The Athenian was an English-language magazine printed in Greece, featuring journalism, commentary, satire, cartoons and essays. Although its reviews and events listings focused on the cultural life of Athens, The Athenian had a wide audience of English reading residents of Greece and travelers. It was also known for its illustrated covers, its commentaries on popular and ancient Hellenic culture as well as travel information.

== History ==

The Athenian was founded by Helen Panopalis Kotsonis in 1974, during the final months of the Greek military dictatorship. She was the magazine's owner, publisher, and editor until 1979. Kotsonis was a Canadian of Greek and Scottish parentage, educated at McGill and Columbia Universities. Kotsonis's model was the New Yorker magazine, with an emphasis on Greek cultural events and history; reviews of theater, cinema, art, and archeology; practical information on museums, shopping, and showtimes; and satire. Its targeted readership was English-speaking Greeks, expats, and tourists. Kotsonis wrote in the first issue, "In this journal, we would like to reflect the various cultures that converge here -- and in the process make life in Athens more interesting and understandable." Its covers were emblematic of the era, and a few of them touched on political issues, such as the fall of the military dictatorship in July 1974.
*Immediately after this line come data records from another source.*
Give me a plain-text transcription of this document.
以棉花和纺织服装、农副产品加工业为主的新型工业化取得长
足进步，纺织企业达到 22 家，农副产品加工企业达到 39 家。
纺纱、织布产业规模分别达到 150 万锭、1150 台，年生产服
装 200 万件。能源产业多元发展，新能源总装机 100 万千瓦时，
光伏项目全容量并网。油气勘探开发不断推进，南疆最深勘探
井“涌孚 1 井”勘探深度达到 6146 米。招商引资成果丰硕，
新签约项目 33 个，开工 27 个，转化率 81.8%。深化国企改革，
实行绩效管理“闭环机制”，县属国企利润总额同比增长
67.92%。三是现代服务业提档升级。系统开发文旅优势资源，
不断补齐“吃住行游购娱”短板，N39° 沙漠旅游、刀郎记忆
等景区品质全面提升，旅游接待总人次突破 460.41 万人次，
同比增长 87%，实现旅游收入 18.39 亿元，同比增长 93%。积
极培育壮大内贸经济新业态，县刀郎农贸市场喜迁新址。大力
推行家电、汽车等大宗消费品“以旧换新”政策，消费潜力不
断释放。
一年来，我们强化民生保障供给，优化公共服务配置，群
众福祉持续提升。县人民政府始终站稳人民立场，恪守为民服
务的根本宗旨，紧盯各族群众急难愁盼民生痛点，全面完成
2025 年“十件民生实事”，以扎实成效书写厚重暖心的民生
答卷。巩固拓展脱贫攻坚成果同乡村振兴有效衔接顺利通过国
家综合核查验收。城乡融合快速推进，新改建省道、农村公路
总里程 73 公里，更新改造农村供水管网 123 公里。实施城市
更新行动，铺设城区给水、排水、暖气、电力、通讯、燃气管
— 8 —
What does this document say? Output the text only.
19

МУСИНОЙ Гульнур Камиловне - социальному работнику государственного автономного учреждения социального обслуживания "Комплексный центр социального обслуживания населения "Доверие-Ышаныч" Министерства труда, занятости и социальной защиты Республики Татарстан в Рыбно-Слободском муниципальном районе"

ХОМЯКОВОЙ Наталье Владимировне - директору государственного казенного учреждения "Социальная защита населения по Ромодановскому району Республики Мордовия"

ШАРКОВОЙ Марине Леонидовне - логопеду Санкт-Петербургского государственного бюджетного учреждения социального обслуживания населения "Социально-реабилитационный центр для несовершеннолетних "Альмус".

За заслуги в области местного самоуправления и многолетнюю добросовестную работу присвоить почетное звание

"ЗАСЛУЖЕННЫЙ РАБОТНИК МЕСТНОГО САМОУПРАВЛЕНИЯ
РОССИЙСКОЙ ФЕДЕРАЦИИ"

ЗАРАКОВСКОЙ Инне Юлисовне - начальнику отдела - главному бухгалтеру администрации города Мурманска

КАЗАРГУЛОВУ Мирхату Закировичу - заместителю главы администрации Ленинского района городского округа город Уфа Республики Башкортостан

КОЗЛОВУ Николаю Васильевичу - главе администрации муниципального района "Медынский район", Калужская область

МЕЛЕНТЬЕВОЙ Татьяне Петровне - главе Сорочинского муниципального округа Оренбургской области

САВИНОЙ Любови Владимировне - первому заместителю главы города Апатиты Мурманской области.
In 1979, the title was bought by Sloane Elliott, who had acted as editorial director, then advisory editor, and finally contributing editor. Elliott was a Yale-educated novelist, playwright, essayist and continued the magazines publication through The Athenian Press Ltd. company, until August 1993.

== Contributors ==

Contributors included scholars, writers, illustrators and painters who worked on the magazine throughout its publication. Some notable contributors were Kimon Friar, Paul Valassakis, Grover Williamson McDiarmid, Robert Brenton Betts, Loui Silivridou-Pasalari, Paul Anastasi, Kevin Andrews, Elizabeth Boleman-Herring, Willard Manus, Katerina Agrafioti, Marc Dubin, Alec Kitroeff, Yannis Gaitis, Alekos Fassianos, Antonis Kalamaras, Spyros Vassiliou, Spyros Ornerakis, Nikos Stavroulakis and more.

== Editorial and articles ==
The magazine’s main editorial titled “Our Town” became essential reading for English speaking readers, analyzing the political and social developments of Greece. The magazine offered a community calendar with all of the city's cultural events

== On-line Archive ==
In 2022 the complete archive of the magazine was digitized and uploaded on-line, developed via an exclusive donation by the Stavros Niarchos Foundation.